Do other countries have a "Thanksgiving" day? I need to research that because I am curious. Of all the days on which we celebrate one thing or another, Thanksgiving is my favorite. As a child, any holiday which involved the giving and receiving of gifts was the favorite! Why wouldn't it be? But as I grew older that changed.
As a child, Thanksgiving meant traveling to see my grandparents in Georgia, which I already mentioned. My head is full of 'snapshots' of those holidays. A variety of aunts, uncles and cousins always peopled the event and there was an abundance of all kinds of delicious Southern food....the tables and counter tops were covered with every dish imaginable....because that's just the way it was!

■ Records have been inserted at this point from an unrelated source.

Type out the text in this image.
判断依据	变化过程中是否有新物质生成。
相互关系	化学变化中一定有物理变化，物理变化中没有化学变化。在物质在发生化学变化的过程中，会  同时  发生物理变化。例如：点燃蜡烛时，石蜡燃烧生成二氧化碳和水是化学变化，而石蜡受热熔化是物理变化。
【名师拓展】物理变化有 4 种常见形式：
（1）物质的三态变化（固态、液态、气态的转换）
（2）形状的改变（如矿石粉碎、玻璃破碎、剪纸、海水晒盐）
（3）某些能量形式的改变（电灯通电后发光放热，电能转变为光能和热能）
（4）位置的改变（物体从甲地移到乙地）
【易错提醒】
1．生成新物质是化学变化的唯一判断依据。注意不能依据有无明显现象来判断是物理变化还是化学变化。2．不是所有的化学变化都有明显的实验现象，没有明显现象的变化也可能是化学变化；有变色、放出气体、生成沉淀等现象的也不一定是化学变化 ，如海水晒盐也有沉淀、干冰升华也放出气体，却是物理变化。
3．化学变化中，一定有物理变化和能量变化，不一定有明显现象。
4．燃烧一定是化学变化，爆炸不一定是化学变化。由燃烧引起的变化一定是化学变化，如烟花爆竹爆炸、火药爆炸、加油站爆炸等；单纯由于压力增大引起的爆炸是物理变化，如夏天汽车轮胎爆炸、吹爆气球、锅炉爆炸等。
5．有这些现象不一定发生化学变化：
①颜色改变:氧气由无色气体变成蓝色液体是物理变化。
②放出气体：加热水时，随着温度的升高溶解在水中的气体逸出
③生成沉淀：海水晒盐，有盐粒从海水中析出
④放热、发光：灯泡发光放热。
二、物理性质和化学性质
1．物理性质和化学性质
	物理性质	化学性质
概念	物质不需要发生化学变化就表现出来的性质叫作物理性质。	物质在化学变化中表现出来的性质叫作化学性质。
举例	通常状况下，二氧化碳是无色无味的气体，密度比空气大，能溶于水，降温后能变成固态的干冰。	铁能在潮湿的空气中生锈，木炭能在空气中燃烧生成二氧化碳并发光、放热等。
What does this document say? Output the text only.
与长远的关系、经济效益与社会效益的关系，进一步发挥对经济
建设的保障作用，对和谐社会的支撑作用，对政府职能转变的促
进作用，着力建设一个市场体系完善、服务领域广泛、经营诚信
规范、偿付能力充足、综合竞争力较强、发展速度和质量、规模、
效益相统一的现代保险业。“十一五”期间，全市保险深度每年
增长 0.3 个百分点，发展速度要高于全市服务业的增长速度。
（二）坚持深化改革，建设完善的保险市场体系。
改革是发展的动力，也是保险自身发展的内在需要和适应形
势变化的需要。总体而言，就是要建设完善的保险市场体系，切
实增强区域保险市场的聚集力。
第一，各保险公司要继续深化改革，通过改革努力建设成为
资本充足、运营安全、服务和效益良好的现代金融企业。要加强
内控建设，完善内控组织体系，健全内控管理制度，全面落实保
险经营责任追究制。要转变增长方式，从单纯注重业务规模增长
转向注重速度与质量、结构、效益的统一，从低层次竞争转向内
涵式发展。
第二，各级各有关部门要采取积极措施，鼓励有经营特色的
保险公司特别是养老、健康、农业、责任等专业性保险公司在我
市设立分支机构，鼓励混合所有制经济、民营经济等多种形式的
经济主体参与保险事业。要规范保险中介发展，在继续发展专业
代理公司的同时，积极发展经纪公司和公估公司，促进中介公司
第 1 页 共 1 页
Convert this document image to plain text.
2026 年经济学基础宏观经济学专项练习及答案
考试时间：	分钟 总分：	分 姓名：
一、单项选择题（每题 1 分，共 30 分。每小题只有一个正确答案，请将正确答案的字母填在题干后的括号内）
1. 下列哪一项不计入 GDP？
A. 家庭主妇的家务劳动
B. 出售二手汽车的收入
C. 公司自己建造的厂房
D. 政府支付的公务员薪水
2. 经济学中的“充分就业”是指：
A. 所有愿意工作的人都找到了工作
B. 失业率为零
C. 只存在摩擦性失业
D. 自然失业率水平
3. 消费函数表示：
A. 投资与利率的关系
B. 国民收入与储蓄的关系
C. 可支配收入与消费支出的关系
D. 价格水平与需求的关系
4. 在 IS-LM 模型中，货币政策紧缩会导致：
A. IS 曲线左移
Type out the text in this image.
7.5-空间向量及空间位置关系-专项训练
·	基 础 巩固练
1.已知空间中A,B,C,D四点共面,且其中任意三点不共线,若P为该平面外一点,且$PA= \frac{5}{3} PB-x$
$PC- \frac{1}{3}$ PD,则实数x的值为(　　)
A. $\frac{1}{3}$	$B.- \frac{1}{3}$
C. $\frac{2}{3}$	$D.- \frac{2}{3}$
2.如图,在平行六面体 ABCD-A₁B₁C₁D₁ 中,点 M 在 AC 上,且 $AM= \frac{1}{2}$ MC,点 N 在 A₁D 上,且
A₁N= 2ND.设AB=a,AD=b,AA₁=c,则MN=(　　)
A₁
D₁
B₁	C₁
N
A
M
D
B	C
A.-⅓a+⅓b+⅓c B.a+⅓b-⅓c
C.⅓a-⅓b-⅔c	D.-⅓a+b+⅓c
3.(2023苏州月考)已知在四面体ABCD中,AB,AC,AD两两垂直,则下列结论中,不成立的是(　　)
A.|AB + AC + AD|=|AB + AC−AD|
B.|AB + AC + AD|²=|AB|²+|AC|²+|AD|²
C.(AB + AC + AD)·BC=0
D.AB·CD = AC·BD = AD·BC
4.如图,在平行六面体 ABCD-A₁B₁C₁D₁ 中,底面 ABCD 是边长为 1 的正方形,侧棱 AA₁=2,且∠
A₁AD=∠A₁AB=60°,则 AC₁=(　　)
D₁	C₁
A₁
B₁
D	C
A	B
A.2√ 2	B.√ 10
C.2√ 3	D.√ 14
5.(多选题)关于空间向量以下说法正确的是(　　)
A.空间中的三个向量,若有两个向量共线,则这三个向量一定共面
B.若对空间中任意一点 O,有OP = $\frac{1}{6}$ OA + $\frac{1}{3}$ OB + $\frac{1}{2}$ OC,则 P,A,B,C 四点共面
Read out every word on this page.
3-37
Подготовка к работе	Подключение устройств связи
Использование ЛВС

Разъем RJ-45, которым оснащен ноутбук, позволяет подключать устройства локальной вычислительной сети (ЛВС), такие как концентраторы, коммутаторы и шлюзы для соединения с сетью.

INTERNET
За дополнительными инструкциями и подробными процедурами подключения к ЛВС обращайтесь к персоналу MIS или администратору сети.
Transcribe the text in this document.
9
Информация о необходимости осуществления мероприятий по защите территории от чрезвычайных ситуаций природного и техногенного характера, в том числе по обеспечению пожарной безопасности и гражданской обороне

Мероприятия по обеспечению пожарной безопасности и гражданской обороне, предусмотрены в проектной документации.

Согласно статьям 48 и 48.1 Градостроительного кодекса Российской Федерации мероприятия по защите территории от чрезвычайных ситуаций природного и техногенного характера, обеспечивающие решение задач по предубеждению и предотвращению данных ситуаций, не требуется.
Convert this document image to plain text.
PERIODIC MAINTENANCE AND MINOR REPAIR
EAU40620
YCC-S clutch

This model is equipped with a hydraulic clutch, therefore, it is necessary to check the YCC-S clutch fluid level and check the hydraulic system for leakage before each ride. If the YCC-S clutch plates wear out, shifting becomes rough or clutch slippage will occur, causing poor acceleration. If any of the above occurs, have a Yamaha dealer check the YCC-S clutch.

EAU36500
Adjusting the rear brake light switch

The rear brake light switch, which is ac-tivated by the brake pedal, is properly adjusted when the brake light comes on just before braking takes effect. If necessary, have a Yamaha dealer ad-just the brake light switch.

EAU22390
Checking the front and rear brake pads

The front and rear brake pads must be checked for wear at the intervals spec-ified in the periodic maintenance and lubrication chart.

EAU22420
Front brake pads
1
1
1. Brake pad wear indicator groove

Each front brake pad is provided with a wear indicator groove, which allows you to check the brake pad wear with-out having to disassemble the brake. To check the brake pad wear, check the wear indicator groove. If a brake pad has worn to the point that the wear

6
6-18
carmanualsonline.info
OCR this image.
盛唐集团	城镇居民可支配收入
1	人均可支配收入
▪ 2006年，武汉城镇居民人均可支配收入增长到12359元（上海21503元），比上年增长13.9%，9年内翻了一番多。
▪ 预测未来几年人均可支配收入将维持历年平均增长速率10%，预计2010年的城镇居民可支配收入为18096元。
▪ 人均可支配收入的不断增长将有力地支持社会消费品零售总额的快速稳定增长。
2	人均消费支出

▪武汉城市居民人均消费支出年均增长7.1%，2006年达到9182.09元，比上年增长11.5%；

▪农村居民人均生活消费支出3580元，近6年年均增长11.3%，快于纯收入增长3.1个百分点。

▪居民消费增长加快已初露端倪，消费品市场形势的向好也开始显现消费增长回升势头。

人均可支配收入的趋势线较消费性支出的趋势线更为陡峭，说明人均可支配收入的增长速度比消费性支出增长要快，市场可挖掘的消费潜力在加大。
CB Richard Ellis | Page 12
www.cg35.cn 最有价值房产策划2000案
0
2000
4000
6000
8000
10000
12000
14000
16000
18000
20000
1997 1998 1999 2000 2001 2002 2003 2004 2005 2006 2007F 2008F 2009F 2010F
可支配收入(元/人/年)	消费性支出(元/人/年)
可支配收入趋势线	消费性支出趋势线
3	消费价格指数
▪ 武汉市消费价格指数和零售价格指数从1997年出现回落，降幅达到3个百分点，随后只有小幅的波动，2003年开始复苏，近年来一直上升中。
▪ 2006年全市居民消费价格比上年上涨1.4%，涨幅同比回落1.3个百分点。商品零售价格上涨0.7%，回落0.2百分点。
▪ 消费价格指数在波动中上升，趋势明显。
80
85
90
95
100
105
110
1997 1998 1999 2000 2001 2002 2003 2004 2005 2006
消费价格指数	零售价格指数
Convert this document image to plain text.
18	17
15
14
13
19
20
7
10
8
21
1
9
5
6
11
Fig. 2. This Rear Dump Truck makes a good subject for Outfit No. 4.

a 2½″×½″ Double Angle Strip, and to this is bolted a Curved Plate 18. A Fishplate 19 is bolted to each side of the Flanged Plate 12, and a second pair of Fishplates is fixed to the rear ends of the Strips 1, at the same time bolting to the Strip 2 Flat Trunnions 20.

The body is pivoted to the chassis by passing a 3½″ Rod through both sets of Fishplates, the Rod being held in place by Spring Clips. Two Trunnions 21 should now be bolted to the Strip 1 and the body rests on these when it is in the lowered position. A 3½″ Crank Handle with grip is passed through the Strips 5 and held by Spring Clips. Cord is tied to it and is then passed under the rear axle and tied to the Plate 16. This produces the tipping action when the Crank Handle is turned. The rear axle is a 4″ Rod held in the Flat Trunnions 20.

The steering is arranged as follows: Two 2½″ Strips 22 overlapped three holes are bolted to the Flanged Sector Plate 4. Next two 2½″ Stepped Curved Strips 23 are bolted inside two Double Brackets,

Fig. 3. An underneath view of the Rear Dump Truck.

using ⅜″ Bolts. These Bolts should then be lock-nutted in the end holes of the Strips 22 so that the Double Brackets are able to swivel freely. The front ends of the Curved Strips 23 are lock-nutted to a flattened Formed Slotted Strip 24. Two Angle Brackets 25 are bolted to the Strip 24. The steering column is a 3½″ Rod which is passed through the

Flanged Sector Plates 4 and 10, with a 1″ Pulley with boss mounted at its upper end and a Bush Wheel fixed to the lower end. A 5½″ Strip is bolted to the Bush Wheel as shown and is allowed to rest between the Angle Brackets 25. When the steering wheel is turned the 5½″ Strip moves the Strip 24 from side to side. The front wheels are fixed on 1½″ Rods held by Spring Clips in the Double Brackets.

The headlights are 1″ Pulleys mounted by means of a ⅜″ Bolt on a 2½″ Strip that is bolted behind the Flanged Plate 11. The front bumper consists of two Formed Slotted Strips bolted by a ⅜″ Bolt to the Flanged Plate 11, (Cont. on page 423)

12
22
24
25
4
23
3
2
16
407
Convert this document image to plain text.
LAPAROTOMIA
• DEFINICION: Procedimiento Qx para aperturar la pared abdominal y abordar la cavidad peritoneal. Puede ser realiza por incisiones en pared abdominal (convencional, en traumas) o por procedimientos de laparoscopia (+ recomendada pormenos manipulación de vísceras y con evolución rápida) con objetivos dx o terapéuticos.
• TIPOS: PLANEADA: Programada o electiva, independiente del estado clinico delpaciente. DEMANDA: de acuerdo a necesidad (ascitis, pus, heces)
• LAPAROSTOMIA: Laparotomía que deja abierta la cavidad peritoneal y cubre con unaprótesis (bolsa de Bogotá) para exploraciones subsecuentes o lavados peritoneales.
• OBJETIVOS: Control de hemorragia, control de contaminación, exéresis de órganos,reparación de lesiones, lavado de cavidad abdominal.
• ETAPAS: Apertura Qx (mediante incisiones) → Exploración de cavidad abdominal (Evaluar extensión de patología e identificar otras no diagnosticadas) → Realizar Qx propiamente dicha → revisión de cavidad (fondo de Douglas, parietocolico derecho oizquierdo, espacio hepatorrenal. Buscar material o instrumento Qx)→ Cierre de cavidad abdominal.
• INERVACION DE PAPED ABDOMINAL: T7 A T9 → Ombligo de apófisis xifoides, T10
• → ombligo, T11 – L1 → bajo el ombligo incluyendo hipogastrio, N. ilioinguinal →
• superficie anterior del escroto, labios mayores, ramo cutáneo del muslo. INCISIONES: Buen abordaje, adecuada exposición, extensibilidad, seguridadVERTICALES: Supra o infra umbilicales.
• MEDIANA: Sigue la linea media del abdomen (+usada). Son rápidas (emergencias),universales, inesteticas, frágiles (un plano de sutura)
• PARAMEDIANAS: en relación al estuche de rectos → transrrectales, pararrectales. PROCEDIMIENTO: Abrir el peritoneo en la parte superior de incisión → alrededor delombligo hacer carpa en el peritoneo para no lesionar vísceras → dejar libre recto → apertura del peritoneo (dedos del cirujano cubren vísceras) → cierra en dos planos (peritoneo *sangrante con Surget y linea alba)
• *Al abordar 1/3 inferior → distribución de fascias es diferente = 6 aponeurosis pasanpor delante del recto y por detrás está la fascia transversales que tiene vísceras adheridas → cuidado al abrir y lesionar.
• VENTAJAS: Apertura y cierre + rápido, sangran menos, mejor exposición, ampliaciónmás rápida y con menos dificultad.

Grandmama would have cooked and prepared for days.....and any family member who attended brought "a little something" to add to the feast. Sometimes it was a tried and true recipe. Other times the more adventurous cooks in the family would bring a 'new' recipe they'd found in some magazine or tried at a 'covered dish' dinner at church. I remember when congealed salads first made their debut....the question of the day among the cooking contributors was, "do we serve it with the meal or is it really a dessert?" Didn't really matter because it would certainly get eaten by someone!
The day before everyone descended on 640 Greenwood Street there would be decisions to make about where to put everybody at mealtime. The older members of the family which included my great grandmother, Mama Shaw, great aunts and uncles, and certainly the grandparents, including my Italian grandmother, Nonna, who came to live with us when I was 8 or 9......they sat around the big table. We children were stuck here and there. The other grownups sat around smaller tables or held their plates in their laps. It didn't matter. What mattered was that we were together....at least for one day....and we were thankful for that if nothing else.
Of course I loved being able to see and play with my cousins....Paula, Pam and Patty. Because their daddy, Uncle Allan, was in the Army they moved around a lot and weren't always able to be at family gatherings. But do you know what my favorite part of these Thanksgiving gatherings was? It was listening to the grown-ups tell their family stories.
After the feast was finished and the women had cleared the table, washed the dishes, and divided the leftovers to be shared......while the other children would find some sort of entertainment....I would often find a place amidst the feet of the stuffed and somnolent adults and wait quietly until tale telling began. It would usually start with "whatever happened to....?" or "do you remember when...?"
For me it wasn't so much the stories they told. It was a sense of being a part of the sharing of our family's history. It was learning from the mouths of my elders of the events which shaped and molded us into the people we were....the things which made us family...which still do make us "family."
I do not have the opportunity to see my extended family as much as I would like. Facebook has helped us stay more connected for which I am grateful. Sometimes I long for those Thanksgiving holidays from my childhood.....the thought that now I would be one of the 'elders' sharing stories of our family and its history makes me proud. The simple truth is that no matter where we are on Thanksgiving Day, we are connected. We are family.